Bu yazıyı yazmamızın nedeni, bu gün gerek MHP içinde gerek Ülkü Ocakları içinde sayısız FETÖ’cü köstebekler bulunmaktadır. MHP ile Ülkücü kuruluşlara FETÖ’nün sızması yeni değildir. 1980 lerden öncelere dayanır. Yıl 1976 da Hüseyin Feyzullah başta Ankara, Istanbul, İzmir olmak üzere ülkücülerin ellerindeki yurtlarda Fethullah Gülen yapılanmasına diger tarikatlara olduğu gibi yol vermişti. Ankara’da Musin Yazıcıoğlu başta olmak üzere ÇERKEZ ile KÜRT kökenli ülkücüler akın akın FETÖ’yü dinlemeye gidiyorlardı.

Çok ilginçtir şimdilerde bir Alişan Satılmış çıkıp FETÖ’ye karşı olduğunu söyleyebiliyor. Eyy alçak pislik! Sen başkan iken bu CIA’nın kuyrugu FETÖ’ye karşı o günlerde bir kerecik karşı çıktın mı? Geçmişte FETÖ’ye karşı yazdığın bir satır yazı var mı?

Şimdi iş işten geçmiş götü boklu Alişan Feto’ye  karşı olmuş! Kime ne? Çünkü geçmişi, sicili bozuk.

Bu ülkücü dernekler en büyük yarayı Ermeni kökenli müslüman Harun Öztürk döneminde aldı. Artık dernekler FETO’cü yetiştirme yurtlarına dönüşmüştü. 

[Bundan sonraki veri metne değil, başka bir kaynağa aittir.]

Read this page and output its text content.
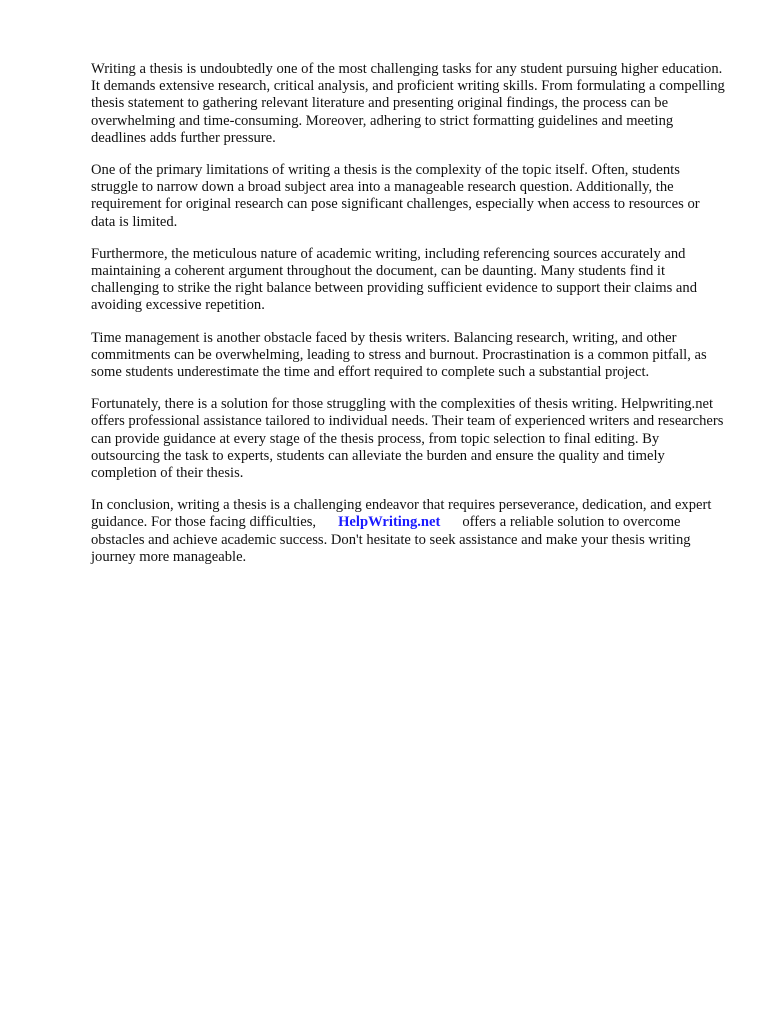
Writing a thesis is undoubtedly one of the most challenging tasks for any student pursuing higher education. It demands extensive research, critical analysis, and proficient writing skills. From formulating a compelling thesis statement to gathering relevant literature and presenting original findings, the process can be overwhelming and time-consuming. Moreover, adhering to strict formatting guidelines and meeting deadlines adds further pressure.

One of the primary limitations of writing a thesis is the complexity of the topic itself. Often, students struggle to narrow down a broad subject area into a manageable research question. Additionally, the requirement for original research can pose significant challenges, especially when access to resources or data is limited.

Furthermore, the meticulous nature of academic writing, including referencing sources accurately and maintaining a coherent argument throughout the document, can be daunting. Many students find it challenging to strike the right balance between providing sufficient evidence to support their claims and avoiding excessive repetition.

Time management is another obstacle faced by thesis writers. Balancing research, writing, and other commitments can be overwhelming, leading to stress and burnout. Procrastination is a common pitfall, as some students underestimate the time and effort required to complete such a substantial project.

Fortunately, there is a solution for those struggling with the complexities of thesis writing. Helpwriting.net offers professional assistance tailored to individual needs. Their team of experienced writers and researchers can provide guidance at every stage of the thesis process, from topic selection to final editing. By outsourcing the task to experts, students can alleviate the burden and ensure the quality and timely completion of their thesis.

In conclusion, writing a thesis is a challenging endeavor that requires perseverance, dedication, and expert guidance. For those facing difficulties, HelpWriting.net offers a reliable solution to overcome obstacles and achieve academic success. Don't hesitate to seek assistance and make your thesis writing journey more manageable.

Bu günde bazı il, ilçelerde ülkücülerin başlarında FETÖCÜLER bulunmaktadır. Bunlar artık kaşarlanmış ülkücü orospulardır. Ne Bahçeli, ne sen, ne ben “bu köstebekleri birden bire ülkücülerin içinden bulup çıkaramayız” derken, Bahçeli’de sonunda direnemedi, kendi açıkları ortaya çıkmasın diye, “cemaat”e arka çıktı.

Umarız, Genel Başkan (Olcay Kılavuz: Ermeni mi?) bu gelişmeyi durdurur derken, oda bir başka “cemaat” olan “nakşibendi” ci çıktı. Son umut yeni ülkücülerde, onlar ülkücü yuvanın içerden ele geçirildigini bilerek, kendilerini yeniler, kendilerini MİT’e oyuncak ettirmezler.